Meta-analysis involves developing concise criteria for inclusion (i.e., sampling), searching the literature for relevant studies (i.e., recruitment), coding study variables (i.e., data entry), calculating standardized effect sizes for individual studies, and generating an overall effect size across studies (i.e., data analysis). Unlike primary studies, in which each case in a sample is a unit of analysis, the unit of analysis for meta-analysis is the individual study. The effect sizes calculated from the data in an individual study are analogous to the dependent variable, and the substantive and methodological characteristics affecting the study results are defined as independent variables. Any standardized index that can be used to understand different statistical findings across studies in a common metric can be used as an “effect size.” The effect size metric represents both the magnitude and direction of the relation of interest across different primary studies in a standardized metric. A variety of alternatives are available for use with variables that are either continuous or discrete, such as the accumulation of correlations (effect size r), and standardized differences between mean scores (effect size d), p values, or z scores effect size (ES). The dependent variable in meta-analysis is computed by transforming findings of each reviewed study into a common metric that relies on either r or d as the combined statistic.

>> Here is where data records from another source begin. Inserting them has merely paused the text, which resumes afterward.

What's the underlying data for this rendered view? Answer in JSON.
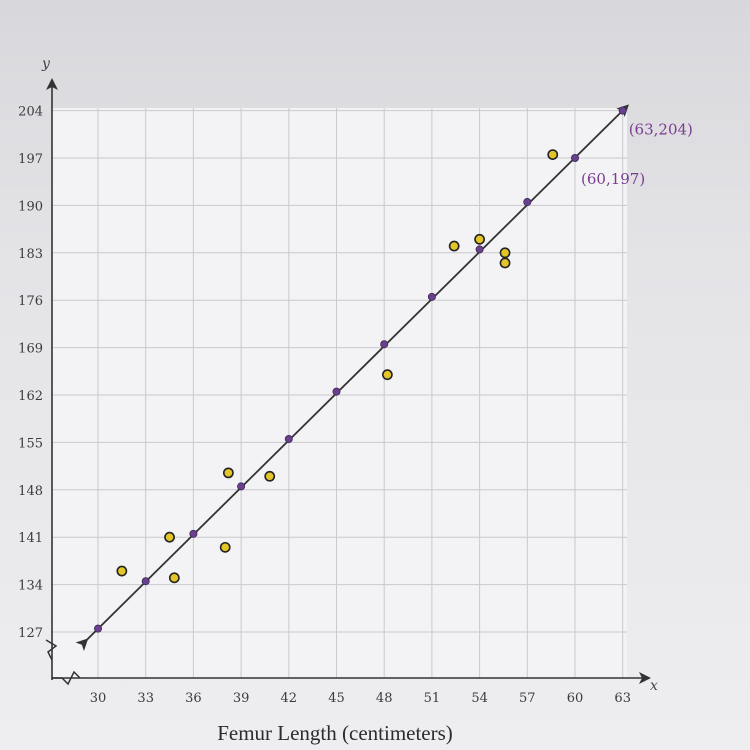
{
  "chart_data": {
    "type": "scatter",
    "title": "",
    "xlabel": "Femur Length (centimeters)",
    "ylabel": "",
    "x_axis_name": "x",
    "y_axis_name": "y",
    "x_ticks": [
      30,
      33,
      36,
      39,
      42,
      45,
      48,
      51,
      54,
      57,
      60,
      63
    ],
    "y_ticks": [
      127,
      134,
      141,
      148,
      155,
      162,
      169,
      176,
      183,
      190,
      197,
      204
    ],
    "xlim": [
      30,
      63
    ],
    "ylim": [
      127,
      204
    ],
    "grid": true,
    "series": [
      {
        "kind": "points",
        "marker": "open-circle",
        "color": "#e3c52a",
        "points": [
          {
            "x": 31.5,
            "y": 136
          },
          {
            "x": 34.5,
            "y": 141
          },
          {
            "x": 34.8,
            "y": 135
          },
          {
            "x": 38.0,
            "y": 139.5
          },
          {
            "x": 38.2,
            "y": 150.5
          },
          {
            "x": 40.8,
            "y": 150
          },
          {
            "x": 48.2,
            "y": 165
          },
          {
            "x": 52.4,
            "y": 184
          },
          {
            "x": 54.0,
            "y": 185
          },
          {
            "x": 55.6,
            "y": 183
          },
          {
            "x": 55.6,
            "y": 181.5
          },
          {
            "x": 58.6,
            "y": 197.5
          }
        ]
      },
      {
        "kind": "trend-line",
        "color": "#333333",
        "marker_color": "#6a3f8e",
        "points": [
          {
            "x": 30,
            "y": 127.5
          },
          {
            "x": 33,
            "y": 134.5
          },
          {
            "x": 36,
            "y": 141.5
          },
          {
            "x": 39,
            "y": 148.5
          },
          {
            "x": 42,
            "y": 155.5
          },
          {
            "x": 45,
            "y": 162.5
          },
          {
            "x": 48,
            "y": 169.5
          },
          {
            "x": 51,
            "y": 176.5
          },
          {
            "x": 54,
            "y": 183.5
          },
          {
            "x": 57,
            "y": 190.5
          },
          {
            "x": 60,
            "y": 197
          },
          {
            "x": 63,
            "y": 204
          }
        ]
      }
    ],
    "annotations": [
      {
        "text": "(63,204)",
        "x": 63,
        "y": 204
      },
      {
        "text": "(60,197)",
        "x": 60,
        "y": 197
      }
    ]
  }
}
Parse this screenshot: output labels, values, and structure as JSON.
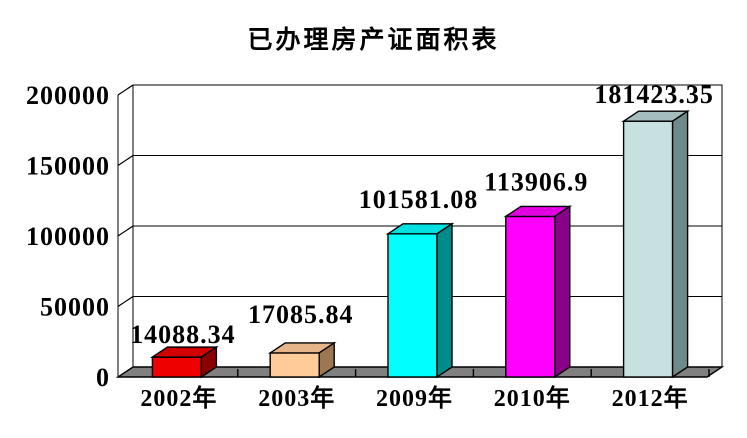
{
  "title": "已办理房产证面积表",
  "chart_data": {
    "type": "bar",
    "projection": "3d",
    "title": "已办理房产证面积表",
    "categories": [
      "2002年",
      "2003年",
      "2009年",
      "2010年",
      "2012年"
    ],
    "values": [
      14088.34,
      17085.84,
      101581.08,
      113906.9,
      181423.35
    ],
    "value_labels": [
      "14088.34",
      "17085.84",
      "101581.08",
      "113906.9",
      "181423.35"
    ],
    "bar_colors": [
      {
        "front": "#EE0000",
        "top": "#D20000",
        "side": "#8B0000"
      },
      {
        "front": "#FFCC99",
        "top": "#E6B58A",
        "side": "#9C7851"
      },
      {
        "front": "#00FFFF",
        "top": "#00E0E0",
        "side": "#008B8B"
      },
      {
        "front": "#FF00FF",
        "top": "#E200E2",
        "side": "#8B008B"
      },
      {
        "front": "#C9E0E0",
        "top": "#A6BDBD",
        "side": "#6F8A8A"
      }
    ],
    "xlabel": "",
    "ylabel": "",
    "ylim": [
      0,
      200000
    ],
    "ytick_labels": [
      "0",
      "50000",
      "100000",
      "150000",
      "200000"
    ],
    "ytick_values": [
      0,
      50000,
      100000,
      150000,
      200000
    ],
    "grid": true,
    "legend": false,
    "wall_color": "#FFFFFF",
    "floor_color": "#808080",
    "axis_color": "#000000",
    "text_color": "#000000",
    "background_color": "#FFFFFF"
  }
}
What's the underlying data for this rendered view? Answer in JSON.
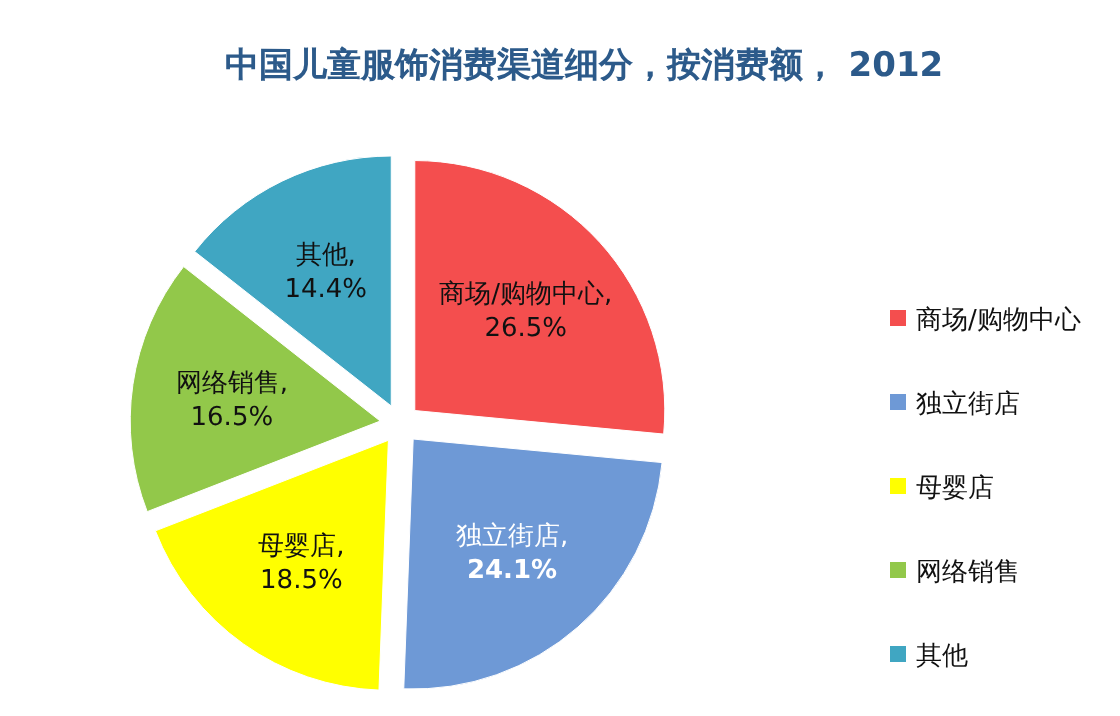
{
  "chart_data": {
    "type": "pie",
    "title": "中国儿童服饰消费渠道细分，按消费额， 2012",
    "categories": [
      "商场/购物中心",
      "独立街店",
      "母婴店",
      "网络销售",
      "其他"
    ],
    "values": [
      26.5,
      24.1,
      18.5,
      16.5,
      14.4
    ],
    "value_labels": [
      "商场/购物中心, 26.5%",
      "独立街店, 24.1%",
      "母婴店, 18.5%",
      "网络销售, 16.5%",
      "其他, 14.4%"
    ],
    "colors": [
      "#f44e4e",
      "#6e99d6",
      "#ffff00",
      "#92c84a",
      "#40a6c2"
    ],
    "legend": "right"
  }
}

Meta-analysis is not limited to descriptive reviews of research results but can also examine how and why such findings occur. With the use of multivariate statistical applications, meta-analysis can address multiple hypotheses. It may examine the relation between several variables and account for consistencies as well as inconsistencies within a sample of study findings. Because of demand for robust research findings and with the advance of statistical procedures, meta-analysis has become one of the major tools for integrating research findings in social and medical science as well as the field of education, where it originated. A recent search of the ERIC database identified more than 618 articles published between 1980 and 2000 that use meta-analysis in their title, as opposed to only 36 written before 1980. In the field of psychology, the gap was 12 versus 1,623, and in the field of medical studies, the difference is even more striking: 7 versus 3,571. Evidence in other fields shows the same trend toward meta-analysis's becoming one of the main tools for evidence-based research.